I was a distinctly average rider, and can’t say I had any special connection with any of the horses I ever rode. But there are those who have what you might call a ‘gift’ when it comes to communicating with these very intelligent and noble creatures. As my dad mentions in his column from 30th May 1981, people like this were believed to possess a charm known as the ‘Horseman’s Word’.

Those living and working in the equine field used to put great faith in this secret ‘word’, and believed that there were only a select few who knew what it was. When it was whispered into a horse’s ear, it had the effect of instantly calming even the most flighty of steeds.

In 1858, American horse trainer John Rarey brought a new style of training over to England. Rarey had a reputation for being able to rehabilitate vicious or abused horses, and perpetuated the idea of ‘natural horsemanship’ which went against the traditional approach of ‘if the stick doesn’t work, get a bigger stick’. Instead of trying to control a horse through fear, Rarey addressed things from the point of view of the horse, saying that if it kicked, bit or bucked you off, it would be because you had done something wrong, not the horse.

It was a revolutionary concept inspired by Spanish settlers known as the Vaquero who landed in America in the 16th century and brought with them a technique whereby riders worked with the horse’s nature, gaining its trust so that it felt safe and secure around humans. They understood that if you did that, then you were far more likely to get the horse to behave in the way you wanted it to without the need for physical intimidation.

The English assumed that Rarey had the gift of the ‘Horseman’s Word’, although it was never a term he used himself.
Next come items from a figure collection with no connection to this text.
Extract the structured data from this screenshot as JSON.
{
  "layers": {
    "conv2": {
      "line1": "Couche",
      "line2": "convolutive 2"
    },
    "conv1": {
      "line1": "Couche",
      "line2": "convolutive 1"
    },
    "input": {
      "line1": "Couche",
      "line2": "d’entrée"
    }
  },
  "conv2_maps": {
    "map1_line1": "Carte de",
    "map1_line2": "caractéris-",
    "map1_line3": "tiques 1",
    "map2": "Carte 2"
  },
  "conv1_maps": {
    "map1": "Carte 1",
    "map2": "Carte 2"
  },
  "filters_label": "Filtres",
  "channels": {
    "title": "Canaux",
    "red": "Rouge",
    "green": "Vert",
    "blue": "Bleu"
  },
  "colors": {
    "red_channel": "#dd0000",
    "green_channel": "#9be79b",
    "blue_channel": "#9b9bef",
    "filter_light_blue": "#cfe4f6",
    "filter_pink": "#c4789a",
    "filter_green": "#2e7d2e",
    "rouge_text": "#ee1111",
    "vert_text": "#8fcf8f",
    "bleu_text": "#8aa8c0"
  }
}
He was summoned by Queen Victoria to visit a supposedly untameable mare. The queen watched in awe as Rarey placed his hands on the wild beast, which then placidly lay down, and Rarey lay next to it, resting his head on its hooves.

Today we would call someone like him a ‘horse whisperer’, thanks to the term being popularised by Nicholas Evans’ best-selling book of that name which was made into a successful film in 1998 starring Robert Redford. Although the main character is fictional, he is based upon an amalgamation of several people who were famous for training horses in this way, brothers Tom and Bill Dorrance, Ray Hunt and Buck Brannaman, the latter being the lead equine consultant on the film and a stunt double for Redford.

Brannaman took the approach one step further than his predecessors. He grew up being emotionally and physically abused by his father, and recognised that mistreated horses behave in similar ways to abused children. “They trust no-one and expect the worst. But patience, leadership, compassion and firmness can help them overcome their pasts,” he said.

Surely, right there is a lesson for us all.